Movie review: 'the soloist' - A musical masterpiece

Published: Wednesday | July 22, 2009


Keiran King, Gleaner Writer


'The Soloist' (Jamie Foxx), though homeless, brings life to an 'LA Times' columnist (Robert Downey Jr) through his streetside performances. - Contributed

Film: The Soloist

Director: Joe Wright

Starring: Jamie Foxx, Robert Downey Jr and Catherine Keener.

Time: 117 minutes

Category: Drama

The Soloist is mainstream American filmmaking at its ambitious best - where oversized budgets meet oversized imaginations - and if it attempts to take on too many sweeping issues or employ too many cinematic tropes, it still manages to entertain, elucidate and edify. It is the story of four isolated men, each with grander delusions than the last, but only two of whom appear onscreen.

First, there is the Los Angeles Times reporter Steve Lopez (a real journalist, but here played by Robert Downey Jr), author of a human interest column called 'Points West'. Lopez traffics in stories of seedy streets, of the disenfranchised but not dispirited denizens of the city. In the film, he lives alone but works alongside his amicable, attractive ex-wife (Catherine Keener) - in other words, he's frustrated. And in both fiction and reality, he meets a homeless black cellist who changes his life.

Catching up

The cellist is Nathaniel Anthony Ayers, portrayed without reserve (or eyebrows) by Jamie Foxx. Ayers stumbles along both sides of the divide between genius and insanity, talking in a soft, rambling patter as his mouth tries to catch up with his mind. In both art and life, Ayers dropped out of New York's Julliard School because of his schizophrenia. When Lopez spots him, he has a violin with two strings and a running commentary about his favourite Romantic composer.

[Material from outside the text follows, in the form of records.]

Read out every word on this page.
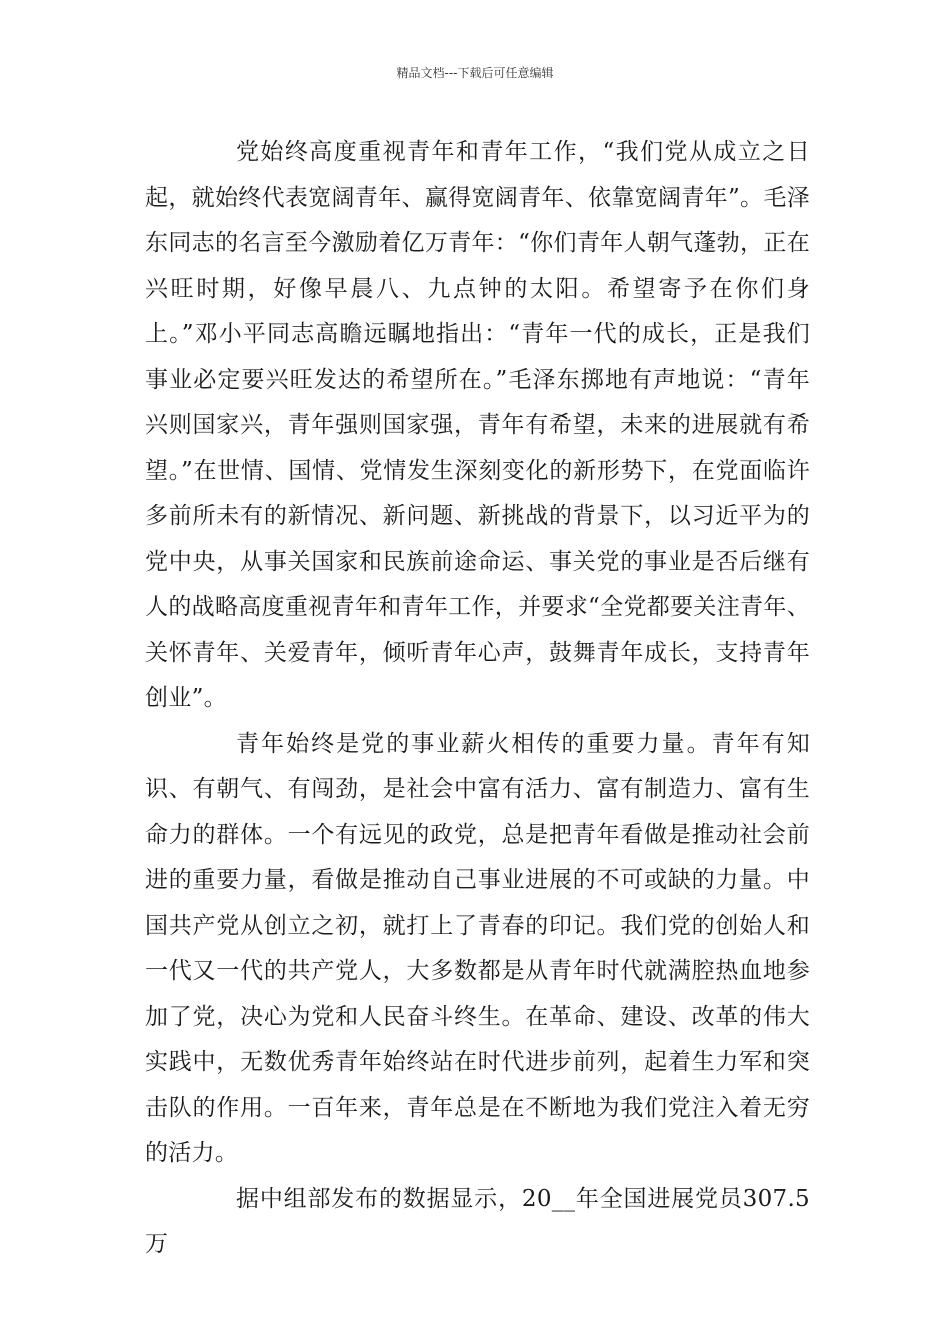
精品文档---下载后可任意编辑

党始终高度重视青年和青年工作，“我们党从成立之日起，就始终代表宽阔青年、赢得宽阔青年、依靠宽阔青年”。毛泽东同志的名言至今激励着亿万青年：“你们青年人朝气蓬勃，正在兴旺时期，好像早晨八、九点钟的太阳。希望寄予在你们身上。”邓小平同志高瞻远瞩地指出：“青年一代的成长，正是我们事业必定要兴旺发达的希望所在。”毛泽东掷地有声地说：“青年兴则国家兴，青年强则国家强，青年有希望，未来的进展就有希望。”在世情、国情、党情发生深刻变化的新形势下，在党面临许多前所未有的新情况、新问题、新挑战的背景下，以习近平为的党中央，从事关国家和民族前途命运、事关党的事业是否后继有人的战略高度重视青年和青年工作，并要求“全党都要关注青年、关怀青年、关爱青年，倾听青年心声，鼓舞青年成长，支持青年创业”。

青年始终是党的事业薪火相传的重要力量。青年有知识、有朝气、有闯劲，是社会中富有活力、富有制造力、富有生命力的群体。一个有远见的政党，总是把青年看做是推动社会前进的重要力量，看做是推动自己事业进展的不可或缺的力量。中国共产党从创立之初，就打上了青春的印记。我们党的创始人和一代又一代的共产党人，大多数都是从青年时代就满腔热血地参加了党，决心为党和人民奋斗终生。在革命、建设、改革的伟大实践中，无数优秀青年始终站在时代进步前列，起着生力军和突击队的作用。一百年来，青年总是在不断地为我们党注入着无穷的活力。

据中组部发布的数据显示，20__年全国进展党员307.5万
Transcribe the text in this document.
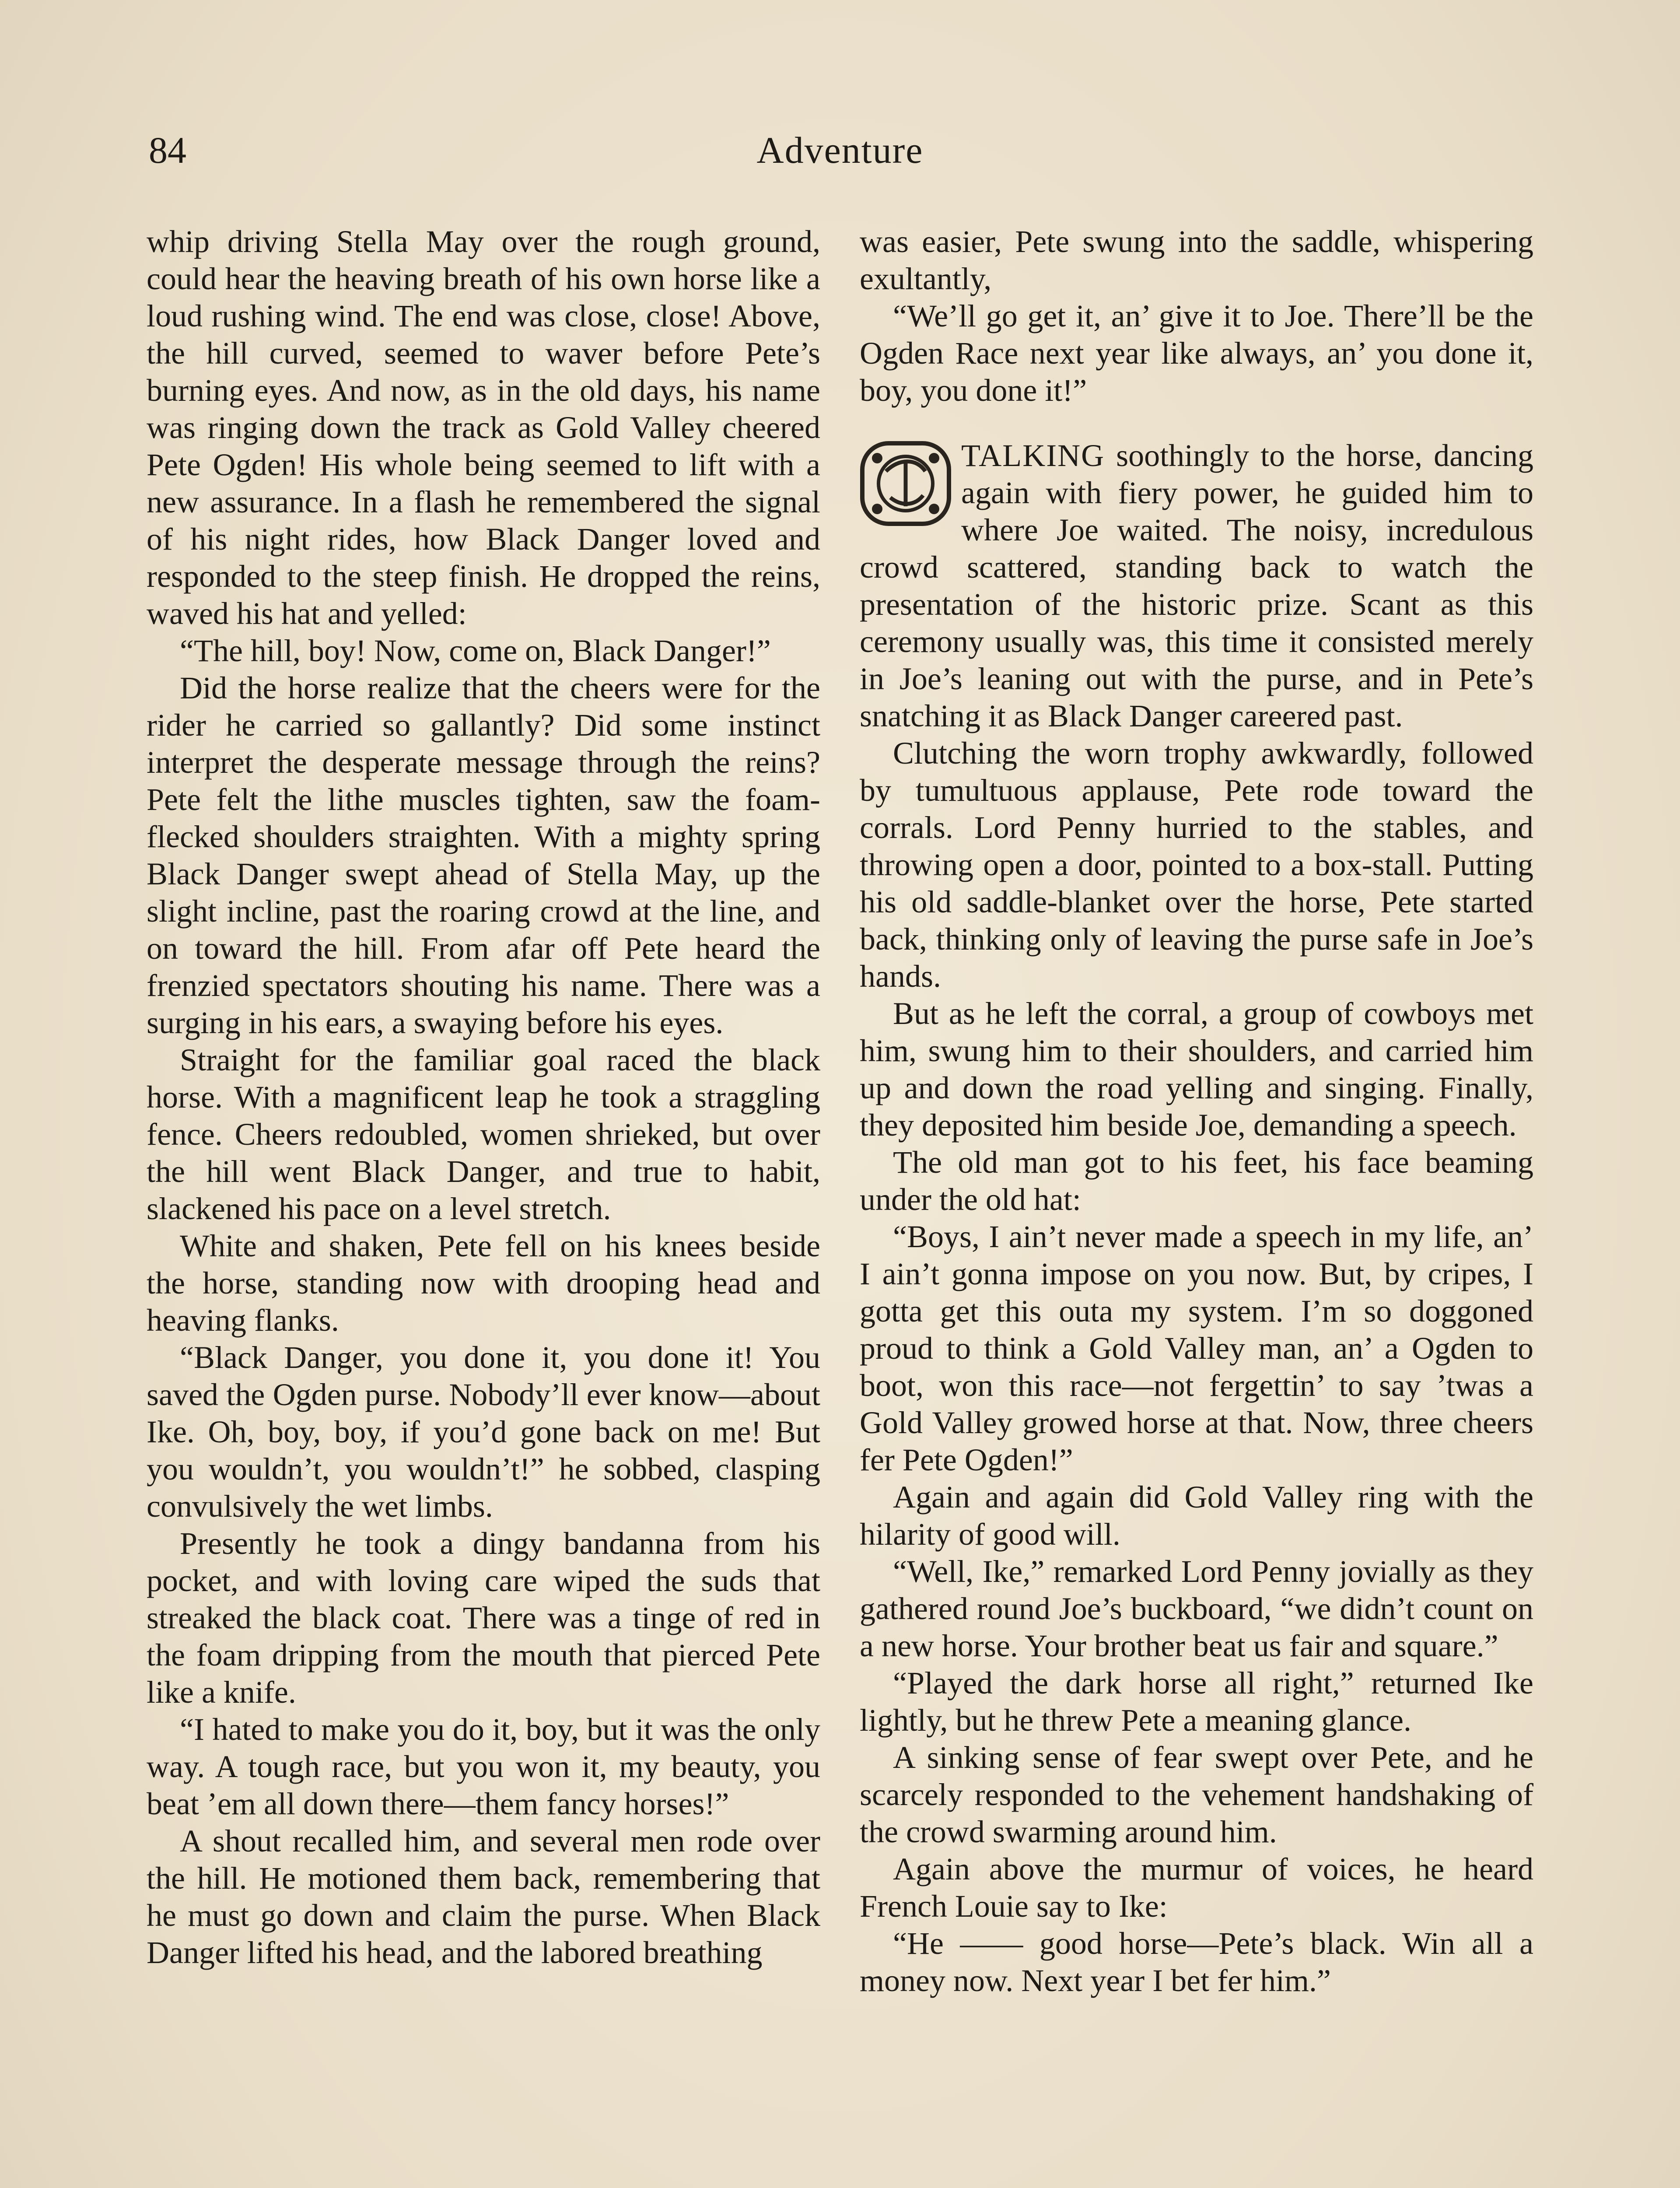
84	Adventure

whip driving Stella May over the rough ground, could hear the heaving breath of his own horse like a loud rushing wind. The end was close, close! Above, the hill curved, seemed to waver before Pete’s burning eyes. And now, as in the old days, his name was ringing down the track as Gold Valley cheered Pete Ogden! His whole being seemed to lift with a new assurance. In a flash he remembered the signal of his night rides, how Black Danger loved and responded to the steep finish. He dropped the reins, waved his hat and yelled:

“The hill, boy! Now, come on, Black Danger!”

Did the horse realize that the cheers were for the rider he carried so gallantly? Did some instinct interpret the desperate message through the reins? Pete felt the lithe muscles tighten, saw the foam-flecked shoulders straighten. With a mighty spring Black Danger swept ahead of Stella May, up the slight incline, past the roaring crowd at the line, and on toward the hill. From afar off Pete heard the frenzied spectators shouting his name. There was a surging in his ears, a swaying before his eyes.

Straight for the familiar goal raced the black horse. With a magnificent leap he took a straggling fence. Cheers redoubled, women shrieked, but over the hill went Black Danger, and true to habit, slackened his pace on a level stretch.

White and shaken, Pete fell on his knees beside the horse, standing now with drooping head and heaving flanks.

“Black Danger, you done it, you done it! You saved the Ogden purse. Nobody’ll ever know—about Ike. Oh, boy, boy, if you’d gone back on me! But you wouldn’t, you wouldn’t!” he sobbed, clasping convulsively the wet limbs.

Presently he took a dingy bandanna from his pocket, and with loving care wiped the suds that streaked the black coat. There was a tinge of red in the foam dripping from the mouth that pierced Pete like a knife.

“I hated to make you do it, boy, but it was the only way. A tough race, but you won it, my beauty, you beat ’em all down there—them fancy horses!”

A shout recalled him, and several men rode over the hill. He motioned them back, remembering that he must go down and claim the purse. When Black Danger lifted his head, and the labored breathing

was easier, Pete swung into the saddle, whispering exultantly,

“We’ll go get it, an’ give it to Joe. There’ll be the Ogden Race next year like always, an’ you done it, boy, you done it!”

TALKING soothingly to the horse, dancing again with fiery power, he guided him to where Joe waited. The noisy, incredulous crowd scattered, standing back to watch the presentation of the historic prize. Scant as this ceremony usually was, this time it consisted merely in Joe’s leaning out with the purse, and in Pete’s snatching it as Black Danger careered past.

Clutching the worn trophy awkwardly, followed by tumultuous applause, Pete rode toward the corrals. Lord Penny hurried to the stables, and throwing open a door, pointed to a box-stall. Putting his old saddle-blanket over the horse, Pete started back, thinking only of leaving the purse safe in Joe’s hands.

But as he left the corral, a group of cowboys met him, swung him to their shoulders, and carried him up and down the road yelling and singing. Finally, they deposited him beside Joe, demanding a speech.

The old man got to his feet, his face beaming under the old hat:

“Boys, I ain’t never made a speech in my life, an’ I ain’t gonna impose on you now. But, by cripes, I gotta get this outa my system. I’m so doggoned proud to think a Gold Valley man, an’ a Ogden to boot, won this race—not fergettin’ to say ’twas a Gold Valley growed horse at that. Now, three cheers fer Pete Ogden!”

Again and again did Gold Valley ring with the hilarity of good will.

“Well, Ike,” remarked Lord Penny jovially as they gathered round Joe’s buckboard, “we didn’t count on a new horse. Your brother beat us fair and square.”

“Played the dark horse all right,” returned Ike lightly, but he threw Pete a meaning glance.

A sinking sense of fear swept over Pete, and he scarcely responded to the vehement handshaking of the crowd swarming around him.

Again above the murmur of voices, he heard French Louie say to Ike:

“He —— good horse—Pete’s black. Win all a money now. Next year I bet fer him.”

Ludwig van Beethoven, although not seen except in marble or plastic, provides the aural topology for The Soloist. One scene revels in the concrete majesty of the city, with sky-high shots of its snaking highways and Spanish-architecture suburbs majesty, courtesy of a Beethoven symphony. There are implicit parallels drawn between Ayers and his idol - both suffering from tragic conditions (Beethoven slowly went deaf) that obstructed the pure expression of their immense talents.

musical wonder

Ayers is only at peace when consuming music, brilliantly conveyed halfway through The Soloist when he sits in on a rehearsal for the Los Angeles Philharmonic orchestra. As a hundred musicians dive into the first movement of Beethoven's Symphony Number Three, the screen explodes into a synesthetic sequence of light and colour.

The uninitiated might wonder how an iTunes visualisation found its way into the film, but the bravura sequence distils cinema to its essence - the spatial arrangement of light through time. Moreover, it proudly appends itself to a long history of visual sound films - from Walter Ruttmann's Lichtspiel, Opus I (1921) and Oskar Fischinger's Allegretto (1936) to the mid-century experimentations of Peter Kubelka's Arnulf Rainer (1960) and John Whitney's Catalog (1961). Like all maestros, these cine-magicians knew the exhilarating potential of their medium - its ability of stimulate the eyes and soothe the heart.

Tribute to a city

The man behind The Soloist is director Joe Wright, the most ambitious of all. Within the scripted confines of one film, he provides a loving tribute to a city, a scathing expose of societal apathy and bourgeois pretensions, a filmic concerto for a 200-year-old musician and a bond between two men who are able to save each other from the ravages of life. Such an outsized endeavour, in any art form - be it the words of Steve Lopez, the notes of Nathaniel Ayers, or the images of Joe Wright - demands your admiration, your attention and the price of admission.